E então veio Fux, isolado em sua posição minoritária. Seu voto pela absolvição, proferido na quarta-feira, 10 de setembro, argumentou pela insuficiência de provas diretas e pela incompetência do STF para julgar certos aspectos, ecoando preocupações com o foro privilegiado e o direito de defesa. “Não há elementos concretos que liguem Bolsonaro aos atos executados”, disse ele, absolvendo até o deputado Ramagem de crimes graves. Mas essa visão, embora respeitável em um debate jurídico amplo, soou como uma exceção anacrônica em um tribunal que priorizou a proteção coletiva da nação sobre formalismos isolados. Fux, outrora baluarte em crises como a Lava Jato, agora se vê como o dissidente solitário – um lembrete de que, mesmo no STF, visões liberais podem colidir com a urgência de punir ameaças existenciais à República.

Esse 4 a 1 transcende o placar numérico; ele é um divisor de águas para o Brasil pós-8 de janeiro.

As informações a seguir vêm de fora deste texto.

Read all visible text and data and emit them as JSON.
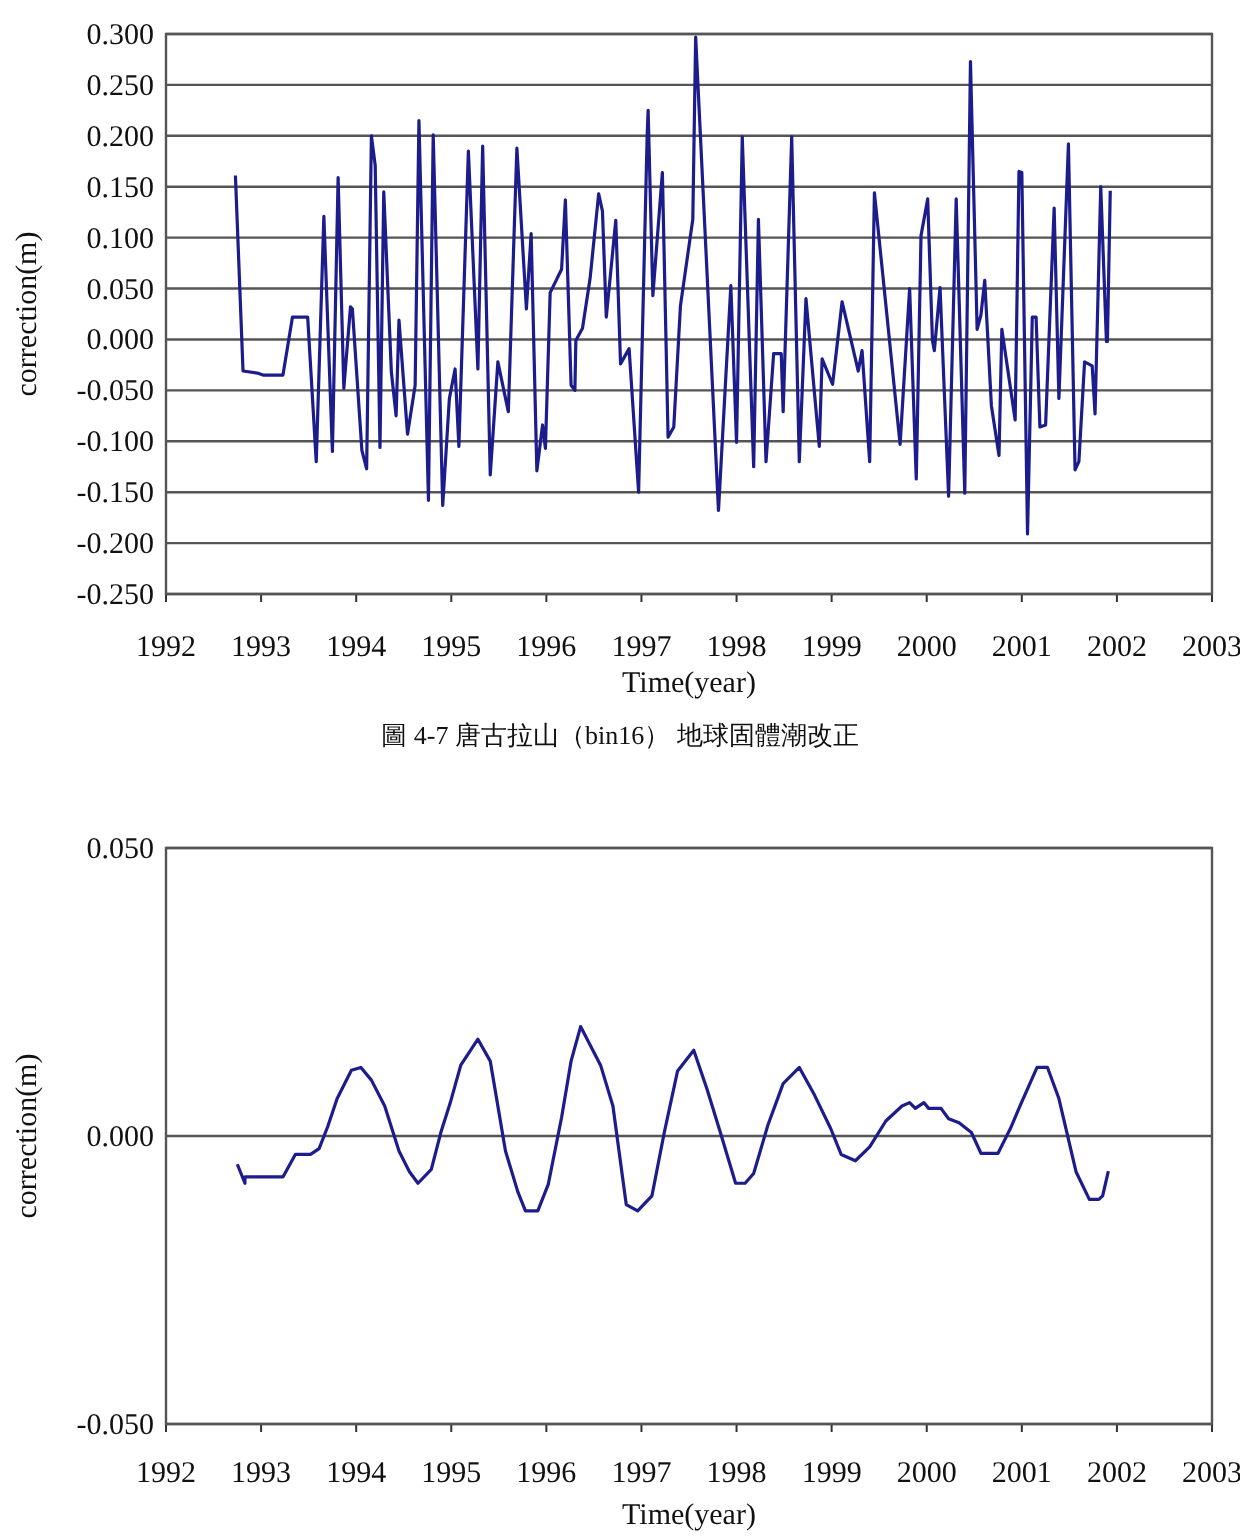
{
  "chart_data": [
    {
      "type": "line",
      "color": "#1c1c8c",
      "xlabel": "Time(year)",
      "ylabel": "correction(m)",
      "grid": "y",
      "annotations": [
        "圖 4-7 唐古拉山（bin16） 地球固體潮改正"
      ],
      "xlim": [
        1992,
        2003
      ],
      "xticks": [
        1992,
        1993,
        1994,
        1995,
        1996,
        1997,
        1998,
        1999,
        2000,
        2001,
        2002,
        2003
      ],
      "ylim": [
        -0.25,
        0.3
      ],
      "yticks": [
        {
          "value": -0.25,
          "label": "-0.250"
        },
        {
          "value": -0.2,
          "label": "-0.200"
        },
        {
          "value": -0.15,
          "label": "-0.150"
        },
        {
          "value": -0.1,
          "label": "-0.100"
        },
        {
          "value": -0.05,
          "label": "-0.050"
        },
        {
          "value": 0,
          "label": "0.000"
        },
        {
          "value": 0.05,
          "label": "0.050"
        },
        {
          "value": 0.1,
          "label": "0.100"
        },
        {
          "value": 0.15,
          "label": "0.150"
        },
        {
          "value": 0.2,
          "label": "0.200"
        },
        {
          "value": 0.25,
          "label": "0.250"
        },
        {
          "value": 0.3,
          "label": "0.300"
        }
      ],
      "x": [
        1992.73,
        1992.81,
        1992.96,
        1993.02,
        1993.23,
        1993.33,
        1993.49,
        1993.58,
        1993.66,
        1993.75,
        1993.81,
        1993.87,
        1993.94,
        1993.96,
        1994.06,
        1994.11,
        1994.16,
        1994.2,
        1994.25,
        1994.29,
        1994.37,
        1994.42,
        1994.45,
        1994.54,
        1994.62,
        1994.66,
        1994.76,
        1994.81,
        1994.91,
        1994.98,
        1995.04,
        1995.08,
        1995.18,
        1995.28,
        1995.33,
        1995.41,
        1995.49,
        1995.6,
        1995.69,
        1995.79,
        1995.84,
        1995.9,
        1995.96,
        1995.99,
        1996.04,
        1996.16,
        1996.2,
        1996.26,
        1996.3,
        1996.31,
        1996.38,
        1996.46,
        1996.55,
        1996.59,
        1996.63,
        1996.73,
        1996.78,
        1996.87,
        1996.97,
        1997.06,
        1997.07,
        1997.12,
        1997.22,
        1997.28,
        1997.34,
        1997.41,
        1997.54,
        1997.57,
        1997.81,
        1997.94,
        1998.0,
        1998.06,
        1998.18,
        1998.23,
        1998.31,
        1998.39,
        1998.47,
        1998.49,
        1998.58,
        1998.66,
        1998.73,
        1998.87,
        1998.9,
        1999.01,
        1999.11,
        1999.28,
        1999.32,
        1999.4,
        1999.45,
        1999.72,
        1999.82,
        1999.89,
        1999.94,
        2000.01,
        2000.06,
        2000.08,
        2000.14,
        2000.23,
        2000.31,
        2000.4,
        2000.46,
        2000.53,
        2000.57,
        2000.61,
        2000.68,
        2000.76,
        2000.79,
        2000.93,
        2000.97,
        2001.0,
        2001.06,
        2001.11,
        2001.15,
        2001.19,
        2001.25,
        2001.34,
        2001.39,
        2001.49,
        2001.56,
        2001.6,
        2001.66,
        2001.74,
        2001.77,
        2001.83,
        2001.89,
        2001.9,
        2001.93
      ],
      "values": [
        0.161,
        -0.031,
        -0.033,
        -0.035,
        -0.035,
        0.022,
        0.022,
        -0.12,
        0.121,
        -0.11,
        0.159,
        -0.048,
        0.032,
        0.03,
        -0.109,
        -0.127,
        0.2,
        0.171,
        -0.106,
        0.145,
        -0.032,
        -0.075,
        0.019,
        -0.093,
        -0.045,
        0.215,
        -0.158,
        0.201,
        -0.163,
        -0.058,
        -0.029,
        -0.105,
        0.185,
        -0.029,
        0.19,
        -0.133,
        -0.022,
        -0.071,
        0.188,
        0.03,
        0.104,
        -0.129,
        -0.084,
        -0.107,
        0.046,
        0.069,
        0.137,
        -0.045,
        -0.05,
        -0.001,
        0.011,
        0.06,
        0.143,
        0.126,
        0.022,
        0.117,
        -0.024,
        -0.009,
        -0.15,
        0.2,
        0.225,
        0.043,
        0.164,
        -0.096,
        -0.086,
        0.033,
        0.118,
        0.297,
        -0.168,
        0.053,
        -0.101,
        0.199,
        -0.125,
        0.118,
        -0.12,
        -0.014,
        -0.014,
        -0.071,
        0.199,
        -0.12,
        0.04,
        -0.105,
        -0.019,
        -0.044,
        0.037,
        -0.031,
        -0.011,
        -0.12,
        0.144,
        -0.103,
        0.05,
        -0.137,
        0.102,
        0.138,
        -0.001,
        -0.011,
        0.051,
        -0.154,
        0.138,
        -0.151,
        0.273,
        0.01,
        0.024,
        0.058,
        -0.065,
        -0.114,
        0.01,
        -0.079,
        0.165,
        0.164,
        -0.191,
        0.022,
        0.022,
        -0.086,
        -0.084,
        0.129,
        -0.058,
        0.192,
        -0.128,
        -0.12,
        -0.022,
        -0.026,
        -0.073,
        0.15,
        -0.002,
        -0.002,
        0.146
      ]
    },
    {
      "type": "line",
      "color": "#1c1c8c",
      "xlabel": "Time(year)",
      "ylabel": "correction(m)",
      "grid": "y",
      "xlim": [
        1992,
        2003
      ],
      "xticks": [
        1992,
        1993,
        1994,
        1995,
        1996,
        1997,
        1998,
        1999,
        2000,
        2001,
        2002,
        2003
      ],
      "ylim": [
        -0.05,
        0.05
      ],
      "yticks": [
        {
          "value": -0.05,
          "label": "-0.050"
        },
        {
          "value": 0,
          "label": "0.000"
        },
        {
          "value": 0.05,
          "label": "0.050"
        }
      ],
      "x": [
        1992.75,
        1992.83,
        1992.83,
        1993.23,
        1993.36,
        1993.52,
        1993.61,
        1993.7,
        1993.8,
        1993.95,
        1994.05,
        1994.16,
        1994.3,
        1994.45,
        1994.56,
        1994.65,
        1994.79,
        1994.89,
        1994.99,
        1995.1,
        1995.28,
        1995.41,
        1995.57,
        1995.7,
        1995.78,
        1995.91,
        1996.02,
        1996.16,
        1996.26,
        1996.36,
        1996.57,
        1996.7,
        1996.84,
        1996.96,
        1997.11,
        1997.24,
        1997.38,
        1997.55,
        1997.69,
        1997.83,
        1997.99,
        1998.09,
        1998.18,
        1998.33,
        1998.49,
        1998.66,
        1998.82,
        1998.99,
        1999.1,
        1999.25,
        1999.4,
        1999.57,
        1999.74,
        1999.82,
        1999.88,
        1999.97,
        2000.02,
        2000.15,
        2000.23,
        2000.34,
        2000.47,
        2000.57,
        2000.75,
        2000.88,
        2000.98,
        2001.16,
        2001.27,
        2001.39,
        2001.57,
        2001.71,
        2001.81,
        2001.85,
        2001.91
      ],
      "values": [
        -0.0049,
        -0.0082,
        -0.0071,
        -0.0071,
        -0.0032,
        -0.0032,
        -0.0022,
        0.0016,
        0.0065,
        0.0114,
        0.0119,
        0.0097,
        0.0052,
        -0.0026,
        -0.0062,
        -0.0082,
        -0.0058,
        0.0006,
        0.0058,
        0.0123,
        0.0168,
        0.013,
        -0.0026,
        -0.0097,
        -0.013,
        -0.013,
        -0.0084,
        0.0032,
        0.013,
        0.019,
        0.0123,
        0.0052,
        -0.0119,
        -0.013,
        -0.0104,
        0.0006,
        0.0113,
        0.0149,
        0.0081,
        0.0006,
        -0.0082,
        -0.0082,
        -0.0065,
        0.0019,
        0.0091,
        0.0119,
        0.0071,
        0.0013,
        -0.0032,
        -0.0043,
        -0.0019,
        0.0026,
        0.0052,
        0.0058,
        0.0048,
        0.0058,
        0.0048,
        0.0048,
        0.003,
        0.0023,
        0.0006,
        -0.003,
        -0.003,
        0.0013,
        0.0052,
        0.0119,
        0.0119,
        0.0065,
        -0.0062,
        -0.011,
        -0.011,
        -0.0104,
        -0.0061
      ]
    }
  ]
}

Pela primeira vez, um ex-presidente é julgado e condenado por orquestrar um autogolpe, rompendo o manto de impunidade que historicamente blindou os poderosos. As penas, ainda a serem dosadas na fase final do julgamento, podem ultrapassar os 40 anos para Bolsonaro, somando-se às já aplicadas a Cid e Braga Netto em sessões preliminares. Mais do que punição, porém, essa decisão envia um sinal global: democracias frágeis, mas resilientes, não toleram mais os flertes com o autoritarismo. Em um mundo onde líderes populistas testam limites – de Trump nos EUA a Milei na Argentina –, o STF brasileiro se ergue como farol, provando que a justiça pode, sim, domar os demônios internos.

Não sejamos ingênuos: o isolamento de Fux pode gerar recursos ao plenário do STF ou debates sobre revisão de penas, mas o momentum é inegável. A sociedade, que assistiu ao vivo às sessões pela TV Justiça, aplaudiu nas ruas e nas redes a vitória da normalidade institucional. Bolsonaro, agora inelegível e potencialmente preso, personifica o custo de semear o caos em nome do poder eterno. Zanin, ao fechar o placar, não apenas condenou um homem; ele fortaleceu uma nação. Que esse 4 a 1 seja o prelúdio de uma era em que o golpismo, de uma vez por todas, seja relegado ao museu das aberrações históricas. O Brasil, afinal, vale a pena – e a democracia, mais ainda.